Nevada’s proposed solution was to develop an interim, nonprofit state-based Independent System Administrator to hold down the fort for three to five years until the duties would be handed off to Desert STAR, a southwest-based ISO. The group — dubbed Mountain West — would have been composed of seven member classes and run by an advisory committee and independent board, but despite actually filing incorporation paperwork in 1999 failed to ever get off the ground largely due to disagreements on everything from funding to structure.

“There was never an agreement even on how many millions of dollars would fund the Nevada ISO,” Williamson said. “The amount of funding, where it was coming from, the final budget, who would pay for it, none of those questions over the four years ever seemed to have been resolved."

Current members of the Governor's Commission on Energy Choice have largely ruled out forming a state-specific ISO, given Nevada’s small size and likely high cost of doing so. The state could integrate with California’s Independent System Operator marketplace, or could look to form a southwestern-based ISO with current or new states participants.

Alternative Suppliers

One of the more developed aspects of the 1990’s deregulation effort was the system setup to license and regulate “alternative sellers” of electric service.

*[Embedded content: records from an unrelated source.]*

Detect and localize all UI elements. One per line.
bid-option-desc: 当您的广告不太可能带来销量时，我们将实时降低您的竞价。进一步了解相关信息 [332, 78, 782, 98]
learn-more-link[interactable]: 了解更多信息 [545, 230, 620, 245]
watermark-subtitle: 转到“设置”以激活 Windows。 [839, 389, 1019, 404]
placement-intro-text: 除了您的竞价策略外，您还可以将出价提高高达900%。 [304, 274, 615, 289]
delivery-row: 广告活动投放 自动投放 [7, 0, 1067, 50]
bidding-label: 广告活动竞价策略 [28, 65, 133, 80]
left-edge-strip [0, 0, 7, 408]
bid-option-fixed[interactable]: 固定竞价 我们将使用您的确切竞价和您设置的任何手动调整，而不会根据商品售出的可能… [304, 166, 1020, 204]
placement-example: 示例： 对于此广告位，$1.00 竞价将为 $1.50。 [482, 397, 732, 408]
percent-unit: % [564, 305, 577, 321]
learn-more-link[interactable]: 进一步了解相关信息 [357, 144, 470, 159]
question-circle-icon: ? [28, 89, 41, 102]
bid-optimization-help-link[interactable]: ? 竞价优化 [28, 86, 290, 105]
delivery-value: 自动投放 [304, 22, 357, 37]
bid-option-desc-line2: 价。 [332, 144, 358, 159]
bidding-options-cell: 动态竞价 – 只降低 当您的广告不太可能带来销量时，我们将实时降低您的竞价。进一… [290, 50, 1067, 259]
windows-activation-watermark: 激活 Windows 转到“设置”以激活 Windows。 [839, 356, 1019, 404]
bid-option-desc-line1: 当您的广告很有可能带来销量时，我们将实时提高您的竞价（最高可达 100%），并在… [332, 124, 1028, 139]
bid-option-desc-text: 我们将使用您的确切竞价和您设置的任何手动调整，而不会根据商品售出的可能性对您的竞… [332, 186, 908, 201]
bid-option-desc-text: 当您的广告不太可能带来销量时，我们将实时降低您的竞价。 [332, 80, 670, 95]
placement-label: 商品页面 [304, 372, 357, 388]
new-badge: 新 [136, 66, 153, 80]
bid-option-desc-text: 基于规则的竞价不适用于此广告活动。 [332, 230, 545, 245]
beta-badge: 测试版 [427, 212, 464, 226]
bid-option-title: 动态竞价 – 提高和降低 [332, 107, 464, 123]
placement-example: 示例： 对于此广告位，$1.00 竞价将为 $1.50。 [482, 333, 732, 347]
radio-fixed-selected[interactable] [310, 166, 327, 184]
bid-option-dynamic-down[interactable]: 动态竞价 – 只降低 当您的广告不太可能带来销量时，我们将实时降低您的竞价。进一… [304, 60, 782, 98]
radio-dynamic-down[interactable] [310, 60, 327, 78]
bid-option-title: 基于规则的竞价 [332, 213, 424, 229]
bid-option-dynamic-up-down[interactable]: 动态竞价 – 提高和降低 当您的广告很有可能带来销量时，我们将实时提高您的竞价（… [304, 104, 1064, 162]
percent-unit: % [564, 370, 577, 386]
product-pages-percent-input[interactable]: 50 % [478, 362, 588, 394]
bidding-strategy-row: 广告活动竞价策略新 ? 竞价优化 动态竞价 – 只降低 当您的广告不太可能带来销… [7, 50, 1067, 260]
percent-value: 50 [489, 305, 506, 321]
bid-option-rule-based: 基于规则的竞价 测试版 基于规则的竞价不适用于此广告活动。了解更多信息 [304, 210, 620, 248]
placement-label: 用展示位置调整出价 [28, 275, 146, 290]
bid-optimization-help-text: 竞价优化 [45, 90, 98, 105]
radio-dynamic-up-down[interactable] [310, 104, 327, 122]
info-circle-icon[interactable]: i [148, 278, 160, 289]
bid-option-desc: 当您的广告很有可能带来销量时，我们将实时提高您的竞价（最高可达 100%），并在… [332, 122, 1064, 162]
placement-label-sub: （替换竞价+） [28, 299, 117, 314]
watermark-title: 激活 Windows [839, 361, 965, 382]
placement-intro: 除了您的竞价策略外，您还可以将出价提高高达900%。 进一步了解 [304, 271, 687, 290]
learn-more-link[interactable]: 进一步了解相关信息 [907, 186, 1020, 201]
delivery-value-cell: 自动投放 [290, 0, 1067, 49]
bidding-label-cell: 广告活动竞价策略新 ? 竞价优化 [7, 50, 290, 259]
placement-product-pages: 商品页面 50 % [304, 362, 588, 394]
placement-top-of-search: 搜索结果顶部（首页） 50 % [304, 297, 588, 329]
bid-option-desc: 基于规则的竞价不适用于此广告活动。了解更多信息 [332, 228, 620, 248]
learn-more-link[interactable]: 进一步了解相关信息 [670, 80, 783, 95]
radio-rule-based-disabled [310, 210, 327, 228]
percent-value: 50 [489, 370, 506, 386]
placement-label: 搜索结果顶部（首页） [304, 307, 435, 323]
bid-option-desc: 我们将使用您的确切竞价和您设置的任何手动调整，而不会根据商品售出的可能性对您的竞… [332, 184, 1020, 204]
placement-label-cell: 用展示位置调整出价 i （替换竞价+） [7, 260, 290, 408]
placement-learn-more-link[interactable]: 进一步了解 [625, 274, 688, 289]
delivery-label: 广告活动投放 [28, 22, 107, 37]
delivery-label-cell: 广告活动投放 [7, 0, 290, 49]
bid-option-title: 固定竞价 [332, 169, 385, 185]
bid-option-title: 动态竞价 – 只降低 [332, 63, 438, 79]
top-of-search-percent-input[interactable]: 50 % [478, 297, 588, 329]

Under the proposed structure, the state PUC would license and regulate the sellers, and would monitor market conditions and other aspects to ensure no manipulation of markets was taking place.

These businesses would be allowed to participate in providing services that the PUC deemed competitive under a list of criteria including a lack of harm to consumers and would decrease the cost of providing service. Licenses would have been granted based on an analysis of each company’s history of safety, reliability of service, financial standing and billing and customer service. The fees to enter the market would be similar to the rates paid by incumbent utilities, which are based on gross revenue.

Because electric customers are used to having one electric service provider, the PUC would be allowed to extend up to $500,000 on consumer education and placed various minimum standards on disclosure and sales information.

Rural Co-ops/cities

The 1997 legislation specifically carved out exemptions for electric cooperatives — consumer-owned, non-profit entities that provide electric service to predominantly rural areas — from following the restructuring. It also exempted local governments or “small utilities” from following the restructuring laws as long as they did not apply to serve areas outside their traditional territory.

It also fully exempted the Colorado River Commission — a Nevada executive agency overseeing the state’s share of water and hydropower from the Colorado River — from being subject to the restructuring rules, and allowed it to remain vertically integrated.

It’s still unclear just how flexible the 2018 ballot question is in regards to electric cooperatives. A presentation by the Nevada Rural Electric Association noted that 14 other retail-choice states exclude or allow non-profit cooperatives from restructuring.

Renewable Portfolio Standard

A major political battle in the 2017 legislative session, the fight over whether or not to raise Nevada’s Renewable Portfolio Standard — a state-set minimum amount of energy that must be produced by renewable sources — was birthed during the initial deregulation bill.

A section of that 1997 legislation set the state’s first ever RPS at a relatively modest 0.2 percent by 2001, eventually rising to 1 percent over the next decade. That was raised to 15 percent during the 2001 legislative session (in a measure driven by Wellinghoff) and the state’s current RPS goal is 25 percent compliance by 2025.

Nevada policymakers ultimately approved a measure during the 2017 legislative session that would have raised the state’s RPS goal to 40 percent by 2030, but the bill was vetoed by Sandoval primarily over concerns that it would be “premature” given the coming “massive shifts in energy policy.”

Sandoval’s veto message also instructed the commission studying energy choice to include a higher RPS as part of the possible recommendations that group is charged with discussing and providing to the 2019 Legislature.